BEIJING, Feb. 5 -- China's consumer market boomed during the first days of the Lunar New Year holiday despite falling luxury gift sales, according to the Ministry of Commerce (MOC) on Wednesday.
In the first four days of the week-long Spring Festival holiday, the most important traditional holiday in China, consumer market sales expanded steadily and quickly, the MOC said in a statement on its website.
Without giving nationwide figures, the MOC said consumer market sales in the cities of Beijing and Chengdu had risen by 9.2 percent and 13 percent year on year respectively. According to the MOC, sales in Shaanxi, Anhui and Henan provinces grew by 14.3 percent, 11.2 percent and 10.4 percent respectively.
Online business and the catering, tourism and entertainment sectors have also prospered during the holiday, according to the MOC.
China's consumer market has boomed in spite of falling sales of luxury goods purchased as new year gifts, according to the MOC.
Sales of luxury gifts such as expensive alcoholic beverages and rare seafood, which are sometimes sent as gifts to officials during the holiday, have fallen sharply.
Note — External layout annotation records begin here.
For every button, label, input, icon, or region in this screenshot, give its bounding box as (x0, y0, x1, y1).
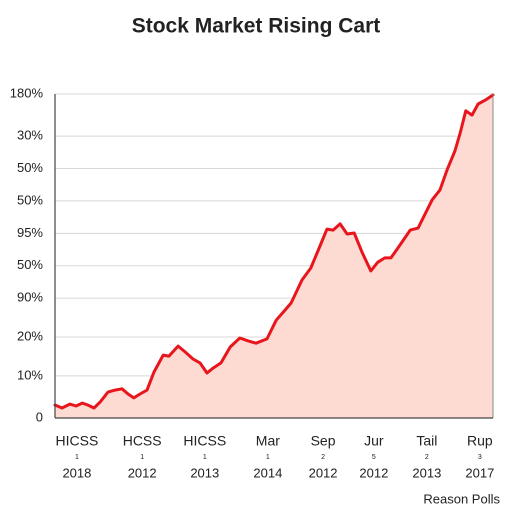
price-line (53, 93, 495, 410)
x-tick-label: Mar (256, 433, 280, 449)
y-tick-label: 95% (17, 225, 43, 240)
y-tick-label: 30% (17, 128, 43, 143)
x-tick-year: 2013 (412, 465, 441, 480)
source-note: Reason Polls (423, 491, 500, 506)
y-tick-label: 180% (10, 85, 44, 100)
x-tick-label: HICSS (183, 433, 226, 449)
x-tick-year: 2012 (128, 465, 157, 480)
x-tick-year: 2012 (309, 465, 338, 480)
y-tick-label: 90% (17, 290, 43, 305)
y-tick-label: 10% (17, 367, 43, 382)
y-tick-label: 20% (17, 328, 43, 343)
x-tick-sub: 1 (203, 454, 207, 461)
x-tick-sub: 3 (478, 454, 482, 461)
x-tick-year: 2018 (62, 465, 91, 480)
x-tick-year: 2017 (465, 465, 494, 480)
x-tick-year: 2014 (253, 465, 282, 480)
area-fill (55, 95, 493, 418)
x-tick-year: 2013 (190, 465, 219, 480)
x-tick-label: Rup (467, 433, 493, 449)
x-tick-label: HCSS (123, 433, 162, 449)
x-tick-sub: 2 (425, 454, 429, 461)
y-tick-label: 50% (17, 160, 43, 175)
x-tick-sub: 2 (321, 454, 325, 461)
chart-title: Stock Market Rising Cart (132, 15, 381, 38)
x-tick-label: Jur (364, 433, 384, 449)
x-tick-sub: 1 (140, 454, 144, 461)
x-tick-sub: 5 (372, 454, 376, 461)
y-tick-label: 0 (36, 409, 43, 424)
x-tick-sub: 1 (266, 454, 270, 461)
x-tick-label: Tail (416, 433, 437, 449)
x-tick-year: 2012 (359, 465, 388, 480)
x-tick-label: Sep (311, 433, 336, 449)
y-tick-label: 50% (17, 192, 43, 207)
y-tick-label: 50% (17, 257, 43, 272)
x-tick-label: HICSS (56, 433, 99, 449)
x-tick-sub: 1 (75, 454, 79, 461)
Experts have viewed the drop as a direct result of the central government's anti-graft and frugality campaign.
In Fuzhou, capital city of the prosperous east coast province of Fujian, a dozen shopping malls saw sales of luxury alcoholic beverages fall by 70 percent year on year in the first four days of the holiday, and sales of rare seafood were down by 50 percent, while sales of ordinary goods went up in general, said the MOC.